On 3/8/2011 7:06 AM, Anthony Lapinski wrote:
I have some incandescent bulbs from Europe. In America, the voltage is
half as much, so the current is half as much. Thus, the power should be
one quarter as much (P = IV)

A 60-W European bulb should behave like a 15-W American bulb (4X less
power). However, when I plug it in, it looks more like the glowing
filament of a 7.5-W bulb (8X less power). So I am a bit puzzled with this.
I am wondering if it has something to do with the filament specs. I
believe the electrical frequency in Europe is 50 Hz, but that shouldn't
really matter with 60 Hz in the US.

Anyone have experience with this, or a similar demo?

_
The resistance of incandescent light bulbs varies with filament temperature.
Resistance = Rref*( 1 + alpha (T - Tref))

Rref is the resistance at reference temperature T (Tref)
Alpha the thermal coefficient for tungsten is 0.004403 /K at Tref = 293K
T is the temperature of interest.

A 120volt 60 watt lamp has an R(hot) = 240 ohms
a 240 volt 60 watt lamp has an R(hot) = 960 ohms

Let's suppose that a 240 volt, 60 watt lamp that would burn at 5000K
only heats to 3000K at the lower voltage.
What would its effective resistance be for this condition?
First, its reference resistance = Hot Resistance/(1 + alpha(Thot - Tref))
= 960 ohms/(1 + 0.00444403*(5000K - 293K)) for the 240 volt bulb at 240
volt.
= X ohms/(1 + 0.004403*(3000K - 293K) for the 240 volt bulb at 120 volts.

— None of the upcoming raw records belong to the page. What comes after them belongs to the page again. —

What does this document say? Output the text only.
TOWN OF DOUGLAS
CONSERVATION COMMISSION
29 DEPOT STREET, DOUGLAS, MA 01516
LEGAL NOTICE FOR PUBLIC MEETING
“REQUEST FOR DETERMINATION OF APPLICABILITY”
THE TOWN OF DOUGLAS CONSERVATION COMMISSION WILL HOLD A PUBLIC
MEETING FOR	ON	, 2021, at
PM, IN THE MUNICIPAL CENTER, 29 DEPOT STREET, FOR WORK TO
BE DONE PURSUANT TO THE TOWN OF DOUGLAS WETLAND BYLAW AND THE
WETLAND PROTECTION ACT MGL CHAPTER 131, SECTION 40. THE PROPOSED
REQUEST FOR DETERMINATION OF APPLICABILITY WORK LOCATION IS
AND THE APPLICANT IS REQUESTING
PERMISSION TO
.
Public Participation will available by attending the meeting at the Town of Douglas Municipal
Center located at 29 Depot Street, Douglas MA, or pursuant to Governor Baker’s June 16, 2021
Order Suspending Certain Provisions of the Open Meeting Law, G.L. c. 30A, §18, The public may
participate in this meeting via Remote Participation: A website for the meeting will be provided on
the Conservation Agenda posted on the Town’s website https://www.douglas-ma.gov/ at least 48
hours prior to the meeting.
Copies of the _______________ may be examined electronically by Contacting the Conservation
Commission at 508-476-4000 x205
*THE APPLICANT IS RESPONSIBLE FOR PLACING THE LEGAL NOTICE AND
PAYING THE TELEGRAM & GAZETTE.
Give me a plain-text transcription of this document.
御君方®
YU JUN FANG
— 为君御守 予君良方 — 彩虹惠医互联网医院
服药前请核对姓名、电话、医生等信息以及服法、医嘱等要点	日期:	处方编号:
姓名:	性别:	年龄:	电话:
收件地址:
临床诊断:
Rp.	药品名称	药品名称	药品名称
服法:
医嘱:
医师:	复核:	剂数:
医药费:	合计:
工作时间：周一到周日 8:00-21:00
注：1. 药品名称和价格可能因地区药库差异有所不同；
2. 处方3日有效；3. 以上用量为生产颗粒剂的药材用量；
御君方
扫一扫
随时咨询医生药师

so X ohms = 960 ohms * (1 + alpha(3000K- 293K) / (1 + alpha(5000K - 293K))
say 550 ohms that's the 240 volt filament resistance when burning dimly
at 3000K

That leads to a power estimate of V^2/R = 120^2 volts*volts/550ohms = 26
watts,
mostly in the infra red....
26 watts to produce what looks like 7.5 watts of light equivalence? How
inefficient!
That's why some economists argued for 1000 hour bulbs - as more efficient
when burning the candle at both ends.